GroupBy

GroupBy objects are returned by groupby calls: cudf.DataFrame.groupby(), cudf.Series.groupby(), etc.

Indexing, iteration

GroupBy.__iter__()

GroupBy.groups

Like @property, but only evaluated upon first invocation.

Grouper([key, level])

Function application

GroupBy.apply(function)

Apply a python transformation function over the grouped chunk.

GroupBy.agg(func)

Apply aggregation(s) to the groups.

SeriesGroupBy.aggregate(func)

Apply aggregation(s) to the groups.

DataFrameGroupBy.aggregate(func)

Apply aggregation(s) to the groups.

GroupBy.pipe(func, *args, **kwargs)

Apply a function func with arguments to this GroupBy object and return the function’s result.
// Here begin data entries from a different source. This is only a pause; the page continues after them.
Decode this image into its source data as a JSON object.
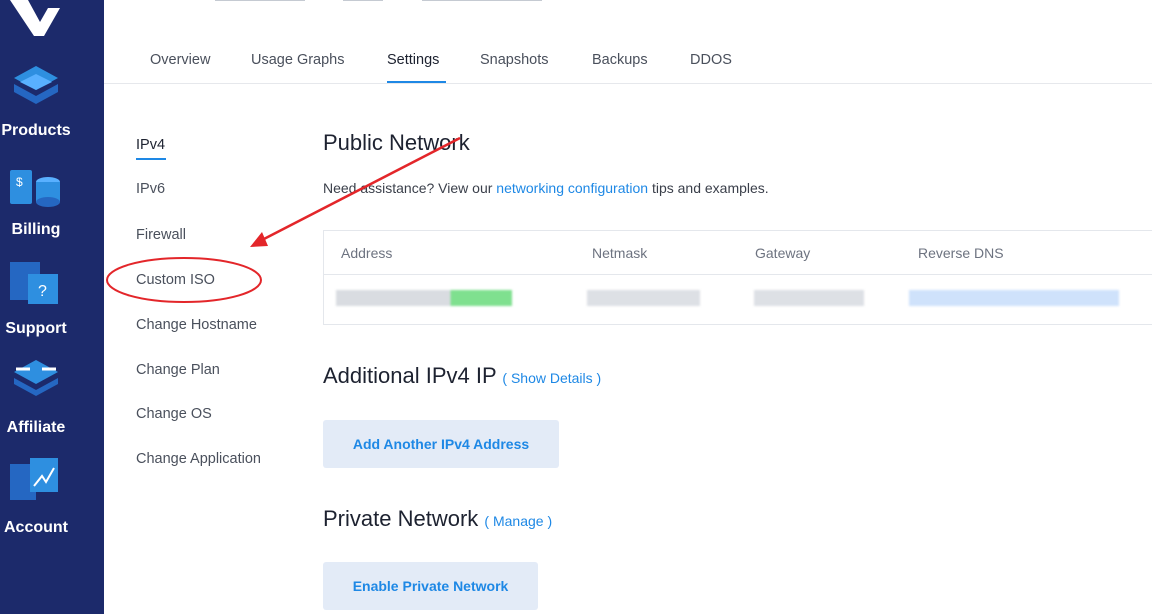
{
  "sidebar": {
    "items": [
      {
        "label": "Products",
        "icon": "products-icon"
      },
      {
        "label": "Billing",
        "icon": "billing-icon"
      },
      {
        "label": "Support",
        "icon": "support-icon"
      },
      {
        "label": "Affiliate",
        "icon": "affiliate-icon"
      },
      {
        "label": "Account",
        "icon": "account-icon"
      }
    ]
  },
  "tabs": [
    {
      "label": "Overview"
    },
    {
      "label": "Usage Graphs"
    },
    {
      "label": "Settings"
    },
    {
      "label": "Snapshots"
    },
    {
      "label": "Backups"
    },
    {
      "label": "DDOS"
    }
  ],
  "subnav": [
    {
      "label": "IPv4"
    },
    {
      "label": "IPv6"
    },
    {
      "label": "Firewall"
    },
    {
      "label": "Custom ISO"
    },
    {
      "label": "Change Hostname"
    },
    {
      "label": "Change Plan"
    },
    {
      "label": "Change OS"
    },
    {
      "label": "Change Application"
    }
  ],
  "public_network": {
    "title": "Public Network",
    "assist_prefix": "Need assistance? View our ",
    "assist_link": "networking configuration",
    "assist_suffix": " tips and examples.",
    "columns": [
      "Address",
      "Netmask",
      "Gateway",
      "Reverse DNS"
    ]
  },
  "additional_ip": {
    "title": "Additional IPv4 IP",
    "link": "( Show Details )",
    "button": "Add Another IPv4 Address"
  },
  "private_network": {
    "title": "Private Network",
    "link": "( Manage )",
    "button": "Enable Private Network"
  },
  "colors": {
    "sidebar": "#1c2a6b",
    "accent": "#1e88e5",
    "annotation": "#e3262a"
  }
}
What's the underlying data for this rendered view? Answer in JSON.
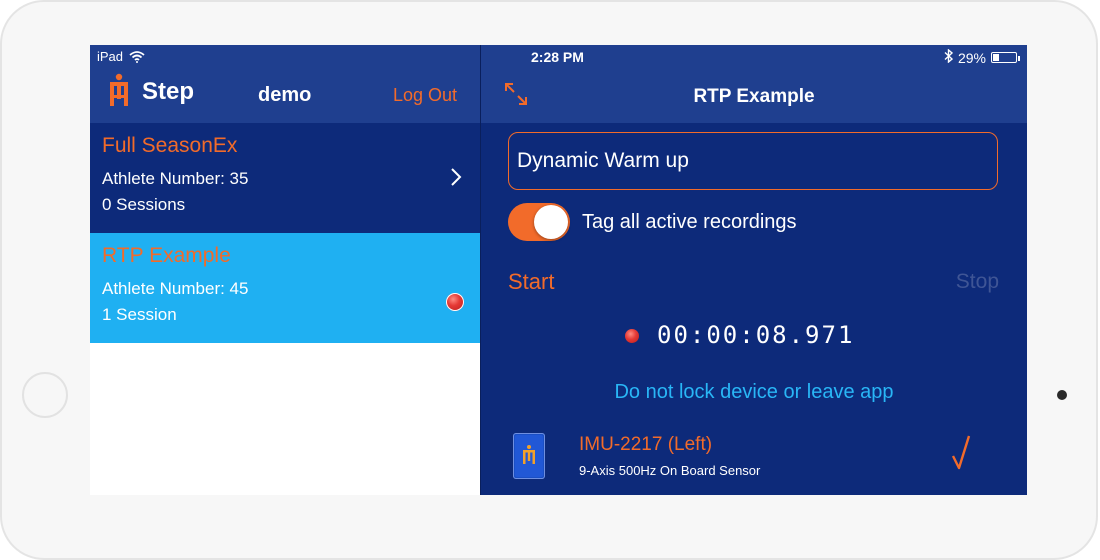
{
  "status_bar": {
    "device": "iPad",
    "time": "2:28 PM",
    "battery_percent": "29%",
    "battery_level": 0.29
  },
  "sidebar": {
    "app_name": "Step",
    "username": "demo",
    "logout_label": "Log Out",
    "teams": [
      {
        "name": "Full SeasonEx",
        "athletes": "Athlete Number: 35",
        "sessions": "0 Sessions"
      },
      {
        "name": "RTP Example",
        "athletes": "Athlete Number: 45",
        "sessions": "1 Session"
      }
    ]
  },
  "main": {
    "title": "RTP Example",
    "tag_value": "Dynamic Warm up",
    "toggle_label": "Tag all active recordings",
    "toggle_on": true,
    "start_label": "Start",
    "stop_label": "Stop",
    "timer": "00:00:08.971",
    "warning": "Do not lock device or leave app",
    "sensor": {
      "name": "IMU-2217 (Left)",
      "description": "9-Axis 500Hz On Board Sensor"
    }
  },
  "colors": {
    "accent": "#f26b2a",
    "navy": "#0d2a7a",
    "header": "#1f3f8f",
    "selected_row": "#1fb0f2",
    "link": "#29b6f6"
  },
  "icons": [
    "wifi-icon",
    "bluetooth-icon",
    "battery-icon",
    "step-logo-icon",
    "chevron-right-icon",
    "recording-icon",
    "expand-icon",
    "sensor-icon",
    "signal-check-icon"
  ]
}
Computations / descriptive stats

GroupBy.bfill([limit])

Backward fill NA values.

GroupBy.backfill([limit])

Backward fill NA values.

GroupBy.count([dropna])

Compute the number of values in each column.

GroupBy.cumcount()

Return the cumulative count of keys in each group.

GroupBy.cummax()

Get the column-wise cumulative maximum value in each group.

GroupBy.cummin()

Get the column-wise cumulative minimum value in each group.

GroupBy.cumsum()

Compute the column-wise cumulative sum of the values in each group.

GroupBy.ffill([limit])

Forward fill NA values.

GroupBy.max()

Get the column-wise maximum value in each group.

GroupBy.mean()

Compute the column-wise mean of the values in each group.

GroupBy.median()

Get the column-wise median of the values in each group.

GroupBy.min()

Get the column-wise minimum value in each group.

GroupBy.nth(n)

Return the nth row from each group.

GroupBy.pad([limit])

Forward fill NA values.

GroupBy.prod()

Compute the column-wise product of the values in each group.

GroupBy.size()

Return the size of each group.

GroupBy.std([ddof])

Compute the column-wise std of the values in each group.

GroupBy.sum()

Compute the column-wise sum of the values in each group.

GroupBy.var([ddof])

Compute the column-wise variance of the values in each group.

The following methods are available in both SeriesGroupBy and DataFrameGroupBy objects, but may differ slightly, usually in that the DataFrameGroupBy version usually permits the specification of an axis argument, and often an argument indicating whether to restrict application to columns of a specific data type.

DataFrameGroupBy.backfill([limit])

Backward fill NA values.

DataFrameGroupBy.bfill([limit])

Backward fill NA values.

DataFrameGroupBy.count([dropna])

Compute the number of values in each column.

DataFrameGroupBy.cumcount()

Return the cumulative count of keys in each group.

DataFrameGroupBy.cummax()

Get the column-wise cumulative maximum value in each group.

DataFrameGroupBy.cummin()

Get the column-wise cumulative minimum value in each group.

DataFrameGroupBy.cumsum()

Compute the column-wise cumulative sum of the values in each group.

DataFrameGroupBy.describe([include, exclude])

Generate descriptive statistics that summarizes the central tendency, dispersion and shape of a dataset’s distribution, excluding NaN values.

DataFrameGroupBy.ffill([limit])

Forward fill NA values.

DataFrameGroupBy.fillna([value, method, ...])

Fill NA values using the specified method.

DataFrameGroupBy.idxmax()

Get the column-wise index of the maximum value in each group.

DataFrameGroupBy.idxmin()

Get the column-wise index of the minimum value in each group.

DataFrameGroupBy.nunique()

Return the number of unique values per group

DataFrameGroupBy.pad([limit])

Forward fill NA values.

DataFrameGroupBy.quantile([q, interpolation])

Compute the column-wise quantiles of the values in each group.

DataFrameGroupBy.shift([periods, freq, ...])

Shift each group by periods positions.

DataFrameGroupBy.size()

Return the size of each group.

The following methods are available only for SeriesGroupBy objects.

SeriesGroupBy.nunique()

Compute the number of unique values in each column in each group.

SeriesGroupBy.unique()

Get a list of the unique values for each column in each group.